The data collected by the Australian Banking Association (ABA) from the four major banks shows 91% of deferred loans now have partial or full repayments being made on them.
There are fewer than 80,000 loans still in deferral, down from a peak of more than 800,000 in June.
Back then, 11% of home loans had been deferred to the value of $195 billion, whereas the latest data shows just 0.5% of loan facilities are still on paused repayments.
This is promising news as the March 31 deadline for mortgage deferrals draws nearer, with most banks now no longer accepting new payment freezes for customers not in financial hardship.
"Australia is in a good place as we overcome this pandemic, but it’s not smooth sailing for everyone. Far from it," ABA CEO Anna Bligh said.
"That’s why Australian banks are launching the next phase of COVID-19 assistance, designed to help customers still in financial difficulty.
"For the first time, banks are unveiling an industry-wide Financial Assistance Hub. The site aims to inform and assist bank customers so they know exactly where they stand, and the support their banks will provide them."
Westpac, ANZ deferrals on the way down
The ABA's release today coincides with several major banks' financial results, including Westpac and ANZ, as well as Bendigo Bank.
Westpac's update for the December quarter 2021 shows it still had $11 billion worth of mortgages still in deferral as at 31 January, worth about 19% of its total number of deferred loans during the pandemic.
However, that $11 billion accounts for just 2% of its total mortgage book.
According to Westpac it expects most of these remaining deferrals to expire before the end of February or March,
“I am particularly proud that our focus on supporting customers has contributed to a high proportion of customers being able to manage the impacts of COVID-19 and return to repayments," Westpac CEO Peter King said.
“While this year will continue to bring challenges, Westpac is well placed to assist customers and support the path to Australia’s economic recovery.”
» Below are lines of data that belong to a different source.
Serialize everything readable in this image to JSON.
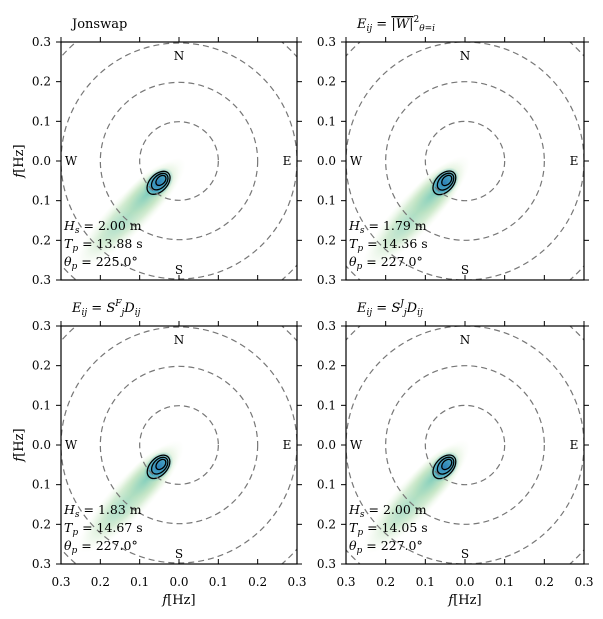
{
  "panels": [
    {
      "title": "Jonswap",
      "stats": [
        "H_s = 2.00 m",
        "T_p = 13.88 s",
        "θ_p = 225.0°"
      ],
      "show_ylabel": true,
      "show_xlabel": false
    },
    {
      "title": "E_ij = |W|²_θ=i",
      "stats": [
        "H_s = 1.79 m",
        "T_p = 14.36 s",
        "θ_p = 227.0°"
      ],
      "show_ylabel": false,
      "show_xlabel": false
    },
    {
      "title": "E_ij = S^F_j D_ij",
      "stats": [
        "H_s = 1.83 m",
        "T_p = 14.67 s",
        "θ_p = 227.0°"
      ],
      "show_ylabel": true,
      "show_xlabel": true
    },
    {
      "title": "E_ij = S^J_j D_ij",
      "stats": [
        "H_s = 2.00 m",
        "T_p = 14.05 s",
        "θ_p = 227.0°"
      ],
      "show_ylabel": false,
      "show_xlabel": true
    }
  ],
  "compass": {
    "north": "N",
    "south": "S",
    "west": "W",
    "east": "E"
  },
  "colors": {
    "ring": "#777777",
    "spread_light": "#c8e6c0",
    "spread_mid": "#7fcdbb",
    "spread_core": "#3a92c0",
    "contour": "#000000"
  },
  "chart_data": {
    "type": "polar-spectrum",
    "xlabel": "f[Hz]",
    "ylabel": "f[Hz]",
    "xlim": [
      -0.3,
      0.3
    ],
    "ylim": [
      -0.3,
      0.3
    ],
    "x_ticks": [
      "0.3",
      "0.2",
      "0.1",
      "0.0",
      "0.1",
      "0.2",
      "0.3"
    ],
    "y_ticks": [
      "0.3",
      "0.2",
      "0.1",
      "0.0",
      "0.1",
      "0.2",
      "0.3"
    ],
    "rings_hz": [
      0.1,
      0.2,
      0.3
    ],
    "panels": [
      {
        "name": "Jonswap",
        "Hs_m": 2.0,
        "Tp_s": 13.88,
        "theta_p_deg": 225.0,
        "peak_f_hz": 0.072
      },
      {
        "name": "E_ij = |W|²",
        "Hs_m": 1.79,
        "Tp_s": 14.36,
        "theta_p_deg": 227.0,
        "peak_f_hz": 0.07
      },
      {
        "name": "E_ij = S^F_j D_ij",
        "Hs_m": 1.83,
        "Tp_s": 14.67,
        "theta_p_deg": 227.0,
        "peak_f_hz": 0.068
      },
      {
        "name": "E_ij = S^J_j D_ij",
        "Hs_m": 2.0,
        "Tp_s": 14.05,
        "theta_p_deg": 227.0,
        "peak_f_hz": 0.071
      }
    ]
  }
}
ANZ's first quarter results, released today, show only 1% of its home loan book remains in deferral, with about 16% of the initial 145,000 deferred loans still requiring assistance.
However, 98% of those deferred loans have at least partial repayments being made on them, a strategy recommended by the ABA to reduce accrued interest costs.
Commonwealth Bank released its own figures last week, revealing the value of its home loan deferrals was down to just 1.4% of its portfolio at $9 billion.
It reported 25,000 active deferrals, a far cry from the 158,000 it had at one point.
In terms of the larger non-major banks, Bendigo Bank's latest figures from today show the total number of loans on deferral arrangements as at 31 December 2020 was below 1% of its loan book.
Just over 3,000 Bendigo customers remain on deferral, an 86% decline to around $1.1 billion worth.
“The personal support we offered customers in 2020, underpinned by our customer and community connection and our enduring purpose, saw us rated as one of Australia’s top 20 most trusted brands - in all categories," Managing Director and CEO Marnie Baker said.
"We also continued to support customers through COVID-19, while playing our important role of providing credit to support the economy.
"Deferrals significantly reduced from their peak in May, including in Victoria, and our strong capital position ensures we are well positioned to manage through the pandemic.”